Leçon 186.   Recherches sur la monnaie mondiale      

    Dans une précédente leçon, nous avons commencé notre investigation de la monnaie, en tirant parti de l’argument selon lequel l’État était à la fois :

    - trop grand pour gérer les petites choses. Il faut faire confiance aux communautés et relocaliser l’économie. Un moyen utile pour y parvenir est l’adoption d’un système de monnaie locale.

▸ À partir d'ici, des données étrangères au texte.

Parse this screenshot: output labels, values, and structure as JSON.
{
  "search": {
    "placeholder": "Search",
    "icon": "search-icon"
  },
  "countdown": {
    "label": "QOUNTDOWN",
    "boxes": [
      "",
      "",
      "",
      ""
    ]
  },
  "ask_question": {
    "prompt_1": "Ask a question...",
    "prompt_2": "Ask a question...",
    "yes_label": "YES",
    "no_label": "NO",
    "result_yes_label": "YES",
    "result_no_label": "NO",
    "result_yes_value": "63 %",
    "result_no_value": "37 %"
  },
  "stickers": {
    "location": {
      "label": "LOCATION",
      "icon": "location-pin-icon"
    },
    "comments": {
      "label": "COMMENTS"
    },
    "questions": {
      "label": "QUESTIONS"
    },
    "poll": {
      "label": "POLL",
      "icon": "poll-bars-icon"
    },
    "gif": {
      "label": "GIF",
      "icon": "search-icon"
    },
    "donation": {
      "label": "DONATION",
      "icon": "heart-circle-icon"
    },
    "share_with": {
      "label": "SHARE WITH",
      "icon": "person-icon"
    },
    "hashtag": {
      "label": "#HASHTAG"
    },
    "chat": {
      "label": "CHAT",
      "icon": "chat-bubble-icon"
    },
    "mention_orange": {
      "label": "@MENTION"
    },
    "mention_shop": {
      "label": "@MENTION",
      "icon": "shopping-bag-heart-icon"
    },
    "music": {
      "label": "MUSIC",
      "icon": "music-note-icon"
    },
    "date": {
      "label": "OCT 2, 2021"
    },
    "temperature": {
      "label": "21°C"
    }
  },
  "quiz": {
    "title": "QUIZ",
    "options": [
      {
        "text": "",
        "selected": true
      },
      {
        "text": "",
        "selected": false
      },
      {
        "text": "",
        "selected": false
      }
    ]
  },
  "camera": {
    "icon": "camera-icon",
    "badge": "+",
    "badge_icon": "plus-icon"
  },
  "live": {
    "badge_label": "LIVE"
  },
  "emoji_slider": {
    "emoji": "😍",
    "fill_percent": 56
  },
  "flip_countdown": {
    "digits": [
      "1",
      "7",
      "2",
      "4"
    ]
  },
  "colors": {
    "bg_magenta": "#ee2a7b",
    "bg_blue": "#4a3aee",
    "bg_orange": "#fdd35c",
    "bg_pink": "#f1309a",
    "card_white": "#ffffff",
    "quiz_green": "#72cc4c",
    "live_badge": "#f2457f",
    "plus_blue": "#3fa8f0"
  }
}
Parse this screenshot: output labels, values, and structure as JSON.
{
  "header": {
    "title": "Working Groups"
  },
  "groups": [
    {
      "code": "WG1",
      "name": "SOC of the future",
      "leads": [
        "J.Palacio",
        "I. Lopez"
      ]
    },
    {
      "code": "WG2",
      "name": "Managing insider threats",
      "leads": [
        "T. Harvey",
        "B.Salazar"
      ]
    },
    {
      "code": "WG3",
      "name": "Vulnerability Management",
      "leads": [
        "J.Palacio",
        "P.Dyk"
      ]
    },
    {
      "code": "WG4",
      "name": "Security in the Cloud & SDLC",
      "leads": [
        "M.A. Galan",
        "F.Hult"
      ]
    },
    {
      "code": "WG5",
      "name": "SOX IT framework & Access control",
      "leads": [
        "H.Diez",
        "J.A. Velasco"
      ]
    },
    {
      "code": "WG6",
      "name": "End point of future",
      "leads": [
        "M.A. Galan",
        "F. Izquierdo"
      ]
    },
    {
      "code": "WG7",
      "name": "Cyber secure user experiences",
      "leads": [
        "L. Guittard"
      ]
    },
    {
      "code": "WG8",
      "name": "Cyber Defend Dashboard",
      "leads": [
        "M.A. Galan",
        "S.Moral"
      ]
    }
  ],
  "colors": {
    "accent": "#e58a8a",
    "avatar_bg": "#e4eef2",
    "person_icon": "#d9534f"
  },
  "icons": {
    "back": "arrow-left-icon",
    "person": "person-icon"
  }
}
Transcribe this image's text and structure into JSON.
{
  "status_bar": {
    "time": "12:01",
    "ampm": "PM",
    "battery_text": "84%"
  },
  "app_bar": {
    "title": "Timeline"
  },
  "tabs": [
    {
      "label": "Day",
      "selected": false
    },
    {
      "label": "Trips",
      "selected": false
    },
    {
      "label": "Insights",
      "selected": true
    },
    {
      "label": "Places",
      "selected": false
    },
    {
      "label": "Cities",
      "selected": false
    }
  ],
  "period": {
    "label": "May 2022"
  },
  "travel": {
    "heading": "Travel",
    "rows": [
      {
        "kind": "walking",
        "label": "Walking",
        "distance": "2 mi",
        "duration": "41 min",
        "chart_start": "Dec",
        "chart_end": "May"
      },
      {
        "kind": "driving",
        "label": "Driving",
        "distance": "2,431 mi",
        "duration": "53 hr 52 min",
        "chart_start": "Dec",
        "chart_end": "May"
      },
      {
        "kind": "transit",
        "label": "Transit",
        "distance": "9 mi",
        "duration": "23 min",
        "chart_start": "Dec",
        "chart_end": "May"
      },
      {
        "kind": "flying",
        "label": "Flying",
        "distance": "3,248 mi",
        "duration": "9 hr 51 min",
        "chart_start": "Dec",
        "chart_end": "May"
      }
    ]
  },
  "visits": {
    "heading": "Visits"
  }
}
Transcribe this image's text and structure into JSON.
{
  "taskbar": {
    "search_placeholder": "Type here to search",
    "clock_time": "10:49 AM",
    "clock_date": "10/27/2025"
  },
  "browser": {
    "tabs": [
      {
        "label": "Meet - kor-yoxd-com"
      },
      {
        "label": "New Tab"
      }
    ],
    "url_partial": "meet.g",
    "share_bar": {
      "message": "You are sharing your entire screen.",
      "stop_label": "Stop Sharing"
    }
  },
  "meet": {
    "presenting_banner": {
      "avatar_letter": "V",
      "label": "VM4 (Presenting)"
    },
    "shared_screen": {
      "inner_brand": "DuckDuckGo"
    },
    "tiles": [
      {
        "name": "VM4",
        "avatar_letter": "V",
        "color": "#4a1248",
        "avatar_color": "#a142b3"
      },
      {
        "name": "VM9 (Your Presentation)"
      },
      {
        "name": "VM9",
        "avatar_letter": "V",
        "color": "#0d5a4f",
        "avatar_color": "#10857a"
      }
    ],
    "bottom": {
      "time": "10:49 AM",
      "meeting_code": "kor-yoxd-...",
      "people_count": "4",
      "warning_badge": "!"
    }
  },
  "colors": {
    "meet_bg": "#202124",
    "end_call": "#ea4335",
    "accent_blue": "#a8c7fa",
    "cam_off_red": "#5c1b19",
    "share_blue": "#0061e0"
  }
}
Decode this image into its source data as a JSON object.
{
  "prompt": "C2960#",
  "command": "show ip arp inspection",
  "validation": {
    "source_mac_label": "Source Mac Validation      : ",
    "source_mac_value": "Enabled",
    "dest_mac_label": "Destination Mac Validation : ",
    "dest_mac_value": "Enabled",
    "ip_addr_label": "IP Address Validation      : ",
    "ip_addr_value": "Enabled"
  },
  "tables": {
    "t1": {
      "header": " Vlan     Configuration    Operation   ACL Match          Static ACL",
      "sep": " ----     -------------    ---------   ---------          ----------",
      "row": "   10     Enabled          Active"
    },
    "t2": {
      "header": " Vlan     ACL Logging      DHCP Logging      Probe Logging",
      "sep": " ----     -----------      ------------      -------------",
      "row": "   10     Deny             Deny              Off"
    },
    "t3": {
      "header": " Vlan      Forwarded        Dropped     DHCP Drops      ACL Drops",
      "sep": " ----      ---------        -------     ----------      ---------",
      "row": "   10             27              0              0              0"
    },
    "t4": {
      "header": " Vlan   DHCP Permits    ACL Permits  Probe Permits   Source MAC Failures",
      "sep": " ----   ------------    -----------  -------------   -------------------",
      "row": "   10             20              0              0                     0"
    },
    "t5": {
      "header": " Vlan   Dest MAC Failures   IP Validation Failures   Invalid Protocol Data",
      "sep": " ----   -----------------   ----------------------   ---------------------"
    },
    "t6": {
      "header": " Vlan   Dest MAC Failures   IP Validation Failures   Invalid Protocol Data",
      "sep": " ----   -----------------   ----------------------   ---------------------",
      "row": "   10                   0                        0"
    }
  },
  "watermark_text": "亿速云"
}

    - trop petit pour gérer les grandes choses. Second volet ouvrant sur l’opportunité d’une monnaie mondiale. Nous avons intérêt à ce que disparaissent les tensions des changes et la spéculation sur les devises nationales, ce qui logiquement nous ramène vers l’instauration d’une monnaie mondiale. Le succès de l’euro a montré qu’une monnaie collective est un gage de stabilité. Elle est extrêmement utile dans les transactions, puisqu’elle élimine la nécessité, dans la zone qu’elle recouvre, d’une conversion d’une devise dans une autre. Elle est plus attractive, parce qu’elle ne dépend pas d’un seul État, de sa suprématie politique et des aléas de son économie. Étendu à toute la planète, le principe est donc très séduisant, tellement que les sceptiques y voient une utopie. Notons que l’idée n’a rien d’original, elle a depuis longtemps été avancée par des auteurs d’horizons philosophiques, idéologiques, politiques et économiques très différents.

    La monnaie mondiale a aussi ses détracteurs. Sur le plan idéologique, certains y voient le danger de l’apparition d’un « nouvel ordre mondial » totalitaire à la botte des financiers et qui achèveraient par là l’emprise qu’ils possèdent déjà sur l’économie. C’est la version conspirationniste. D’autres, rêvent de la restauration de l’État-nation et demandent un retour du contrôle de la monnaie par le pouvoir politique. Il faut dire que la monnaie a été et reste encore un symbole puissant d’identité nationale. On comprend que ceux qui y sont attachés puissent souhaiter son rétablissement.

    Faut-il souhaiter l’instauration d’une monnaie mondiale ? Sous quelles conditions ?  Nos institutions actuelles peuvent-elles supporter un tel projet ? Peut-il y avoir monnaie mondiale sans gouvernement mondial ? Est-il possible d’obtenir une réforme d’une telle ampleur sous un contrôle démocratique ? Ne prend-on pas le risque, au lieu d’empêcher les dérives de la spéculation, de renforcer encore la puissance de l’argent ?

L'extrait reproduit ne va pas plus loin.